The DISCERN instrument, a validated tool originally consisting of 16 questions, was used for objective information assessment [23]. It measures the accuracy, reliability, and quality of the information presented to patients. As the information sources of ChatGPT remain unknown, questions on information sources could not be applied in this study. Therefore, a modified DISCERN (mDISCERN) instrument with 10 questions was adopted (Table 2).
Table 2
mDISCERN assessment questions
mDISCERN: modified DISCERN
| No. | Question |
| 1 | Are the objectives clear and achieved? |
| 2 | Is the information presented balanced and unbiased? |
| 3 | Are additional sources of information listed as references for patients? |
| 4 | Is the mode of action of each treatment described? |
| 5 | Are the benefits of each treatment described? |
| 6 | Are the risks of each treatment described? |
| 7 | Is there a description of how the treatments may affect quality of life? |
| 8 | Is it clearly stated that there may be more than one possible treatment? |
| 9 | Is the information helpful for "shared decision-making"? |
| 10 | Based on the answers to all the previous questions, evaluate the information in terms of its overall quality as a source of information. |
However, it must be emphasized that the mDISCERN instrument used in this study is not a validated measurement instrument, as it differs from its original form. The calculation of the mDISCERN score is analogous to the original variant. A higher value in the mDISCERN means greater reliability. If an mDISCERN score of 3 or higher was achieved, the information was classified as very reliable. As in the original study, between 1 and 5 points could be awarded for each question.

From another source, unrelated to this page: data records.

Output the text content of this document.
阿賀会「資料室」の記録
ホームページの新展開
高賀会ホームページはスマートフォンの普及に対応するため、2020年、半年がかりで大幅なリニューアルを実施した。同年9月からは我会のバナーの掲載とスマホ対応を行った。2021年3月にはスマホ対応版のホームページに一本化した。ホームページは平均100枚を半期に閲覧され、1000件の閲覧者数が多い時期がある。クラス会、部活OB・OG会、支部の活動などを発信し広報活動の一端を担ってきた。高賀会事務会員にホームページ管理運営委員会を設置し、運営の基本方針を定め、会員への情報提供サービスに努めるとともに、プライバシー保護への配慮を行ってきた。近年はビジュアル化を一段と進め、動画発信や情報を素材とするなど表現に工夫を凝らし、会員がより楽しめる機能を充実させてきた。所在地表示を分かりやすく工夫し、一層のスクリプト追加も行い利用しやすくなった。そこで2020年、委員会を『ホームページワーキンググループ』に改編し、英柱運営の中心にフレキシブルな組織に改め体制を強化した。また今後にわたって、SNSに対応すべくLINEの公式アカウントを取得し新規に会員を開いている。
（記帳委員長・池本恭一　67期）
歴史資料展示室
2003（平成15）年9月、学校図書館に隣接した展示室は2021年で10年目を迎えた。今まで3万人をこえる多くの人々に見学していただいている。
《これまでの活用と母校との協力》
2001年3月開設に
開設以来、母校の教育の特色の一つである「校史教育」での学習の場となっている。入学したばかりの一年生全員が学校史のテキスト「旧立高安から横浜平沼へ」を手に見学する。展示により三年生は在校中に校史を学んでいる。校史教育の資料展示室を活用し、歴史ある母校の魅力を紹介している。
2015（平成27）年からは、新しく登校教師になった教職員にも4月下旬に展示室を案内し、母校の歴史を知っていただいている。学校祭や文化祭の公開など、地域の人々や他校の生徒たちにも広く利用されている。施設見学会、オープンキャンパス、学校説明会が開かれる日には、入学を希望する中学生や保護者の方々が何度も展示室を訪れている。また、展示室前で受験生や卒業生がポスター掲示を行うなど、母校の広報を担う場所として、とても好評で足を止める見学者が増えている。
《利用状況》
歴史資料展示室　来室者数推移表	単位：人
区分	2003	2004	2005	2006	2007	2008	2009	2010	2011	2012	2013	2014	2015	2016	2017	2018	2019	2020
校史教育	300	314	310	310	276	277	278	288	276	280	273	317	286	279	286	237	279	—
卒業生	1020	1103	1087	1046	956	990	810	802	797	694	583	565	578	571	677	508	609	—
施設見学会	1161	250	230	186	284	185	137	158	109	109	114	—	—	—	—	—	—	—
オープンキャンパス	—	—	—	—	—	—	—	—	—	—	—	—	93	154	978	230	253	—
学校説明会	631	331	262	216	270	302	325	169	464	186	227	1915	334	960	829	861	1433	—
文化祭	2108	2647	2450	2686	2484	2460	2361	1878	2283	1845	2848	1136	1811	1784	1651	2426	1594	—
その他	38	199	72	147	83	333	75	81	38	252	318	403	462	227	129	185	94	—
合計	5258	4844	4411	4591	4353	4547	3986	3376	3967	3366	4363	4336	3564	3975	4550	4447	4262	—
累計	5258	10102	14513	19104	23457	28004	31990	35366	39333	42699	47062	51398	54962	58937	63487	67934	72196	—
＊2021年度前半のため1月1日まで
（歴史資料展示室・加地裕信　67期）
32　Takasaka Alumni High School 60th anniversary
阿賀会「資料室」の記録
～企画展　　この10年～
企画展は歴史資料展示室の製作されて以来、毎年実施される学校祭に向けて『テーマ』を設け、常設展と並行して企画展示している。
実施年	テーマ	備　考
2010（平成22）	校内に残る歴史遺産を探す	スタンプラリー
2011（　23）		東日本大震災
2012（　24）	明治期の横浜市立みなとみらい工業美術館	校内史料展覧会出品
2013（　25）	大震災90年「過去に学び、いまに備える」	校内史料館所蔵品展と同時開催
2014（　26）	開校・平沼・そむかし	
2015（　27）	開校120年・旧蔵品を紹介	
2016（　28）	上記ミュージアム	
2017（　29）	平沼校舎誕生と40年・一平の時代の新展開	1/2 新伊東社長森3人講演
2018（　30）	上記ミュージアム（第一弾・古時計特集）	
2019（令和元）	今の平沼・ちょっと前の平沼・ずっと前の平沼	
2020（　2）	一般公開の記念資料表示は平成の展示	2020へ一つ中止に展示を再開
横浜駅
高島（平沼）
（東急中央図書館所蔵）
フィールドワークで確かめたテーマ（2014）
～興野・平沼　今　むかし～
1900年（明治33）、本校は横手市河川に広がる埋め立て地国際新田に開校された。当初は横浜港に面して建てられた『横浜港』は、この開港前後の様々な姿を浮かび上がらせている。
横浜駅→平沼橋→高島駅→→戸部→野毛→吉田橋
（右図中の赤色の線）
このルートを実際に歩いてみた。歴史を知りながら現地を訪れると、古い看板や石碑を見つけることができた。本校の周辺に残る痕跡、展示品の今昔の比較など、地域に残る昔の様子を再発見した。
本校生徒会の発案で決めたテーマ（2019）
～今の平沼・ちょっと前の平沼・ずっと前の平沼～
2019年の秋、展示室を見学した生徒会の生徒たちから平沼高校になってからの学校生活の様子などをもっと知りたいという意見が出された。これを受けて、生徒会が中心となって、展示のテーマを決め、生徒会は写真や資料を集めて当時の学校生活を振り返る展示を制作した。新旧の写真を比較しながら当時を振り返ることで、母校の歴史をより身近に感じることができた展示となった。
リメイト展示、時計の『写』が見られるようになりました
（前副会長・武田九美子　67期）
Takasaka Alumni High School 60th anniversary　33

In addition, a global medical assessment of the information provided by ChatGPT was also carried out. The following categories were distinguished: "very useful," "somewhat useful," "not useful," and "dangerous."
Statistical analysis was performed using Python v3.11.2 (Python Software Foundation) and the statistical libraries SciPy v1.10.1 (The SciPy Community) and Pandas v1.5.3 (Python Software Foundation). Pearson correlation coefficients were calculated to evaluate the linear correlation between the given variables. The diagrams were created with the Python libraries Matplotlib v3.7.0 and Seaborn v0.12.2.
Results
The number of relevant keywords in the referenced informed consent forms varied between 32 and 90. On average, 47% of relevant keywords were mentioned by ChatGPT (Figure 1; lowest: 30.5% for revision total knee replacement, highest: 68.6% for surgery for lumbar spinal stenosis). The average mDISCERN score was 2.4 out of 5 points (see Figure 1; lowest: 1.3 for removal of osteosynthesis material, highest: 3.4 for kyphoplasty).
Figure 1
Correlation of keywords correctly identified by ChatGPT (orange x) and the average mDISCERN score (blue dot)
The order of the information sheet is shown in Table 1
mDISCERN: modified DISCERN
Based on responses to all previous questions, no total Chat-GPT information was rated as "high - minimal deficiencies" (average mDISCERN score 4 or higher), while nine (45%) cases were rated as "moderate - potentially important but not significant deficiencies" and 11 (55%) cases were rated as "low - significant deficiencies" (Figure 2).
Figure 2
Average mDISCERN score per information sheet (with 95% confidence interval); information was categorized as high quality if the mDISCERN score was 4 or higher
mDISCERN: modified DISCERN
Of the 20 fact sheets provided by ChatGPT, none were rated as medically sound or "very useful," nine (45%) were rated as "somewhat useful," seven (35%) were rated as "not useful," and four (20%) were considered misleading or "dangerous" in a global physician assessment (Figure 3). There was a positive correlation between a higher mDISCERN score and a better physician rating (Figure 3), meaning that information with a lower mDISCERN score was more likely to be considered "not useful" or "dangerous."
Figure 3
Correlation of the average mDISCERN score with the global rating by physicians (4 = "very useful," 3 = "somewhat useful," 2 = "not useful," and 1 = "dangerous")
mDISCERN: modified DISCERN
Discussion
The integration of AI-based systems like ChatGPT into patient education and medical processes offers significant promise for advancements in healthcare. However, discrepancies have been identified, particularly in a study comparing ChatGPT with Google web search as health information sources, especially in response to common questions about knee and hip arthroplasty. This study found that only a quarter of the responses were similar between the two sources, with ChatGPT providing varied answers that underscore its reliability issues [24,25]. Our research corroborates this finding, highlighting the need for improvement in the accuracy of medical information. Nonetheless, these models are under continuous development, stressing the importance of further research and comparison of different language models in future studies. AI-based chatbots, by delivering precise, reliable, and comprehensible information regarding surgical procedures, hold the potential to significantly enhance patient satisfaction. Additionally, the future development of procedure-specific graphics could further elevate patient education. Using AI systems can also streamline the education process and informed consent, saving valuable time and resources.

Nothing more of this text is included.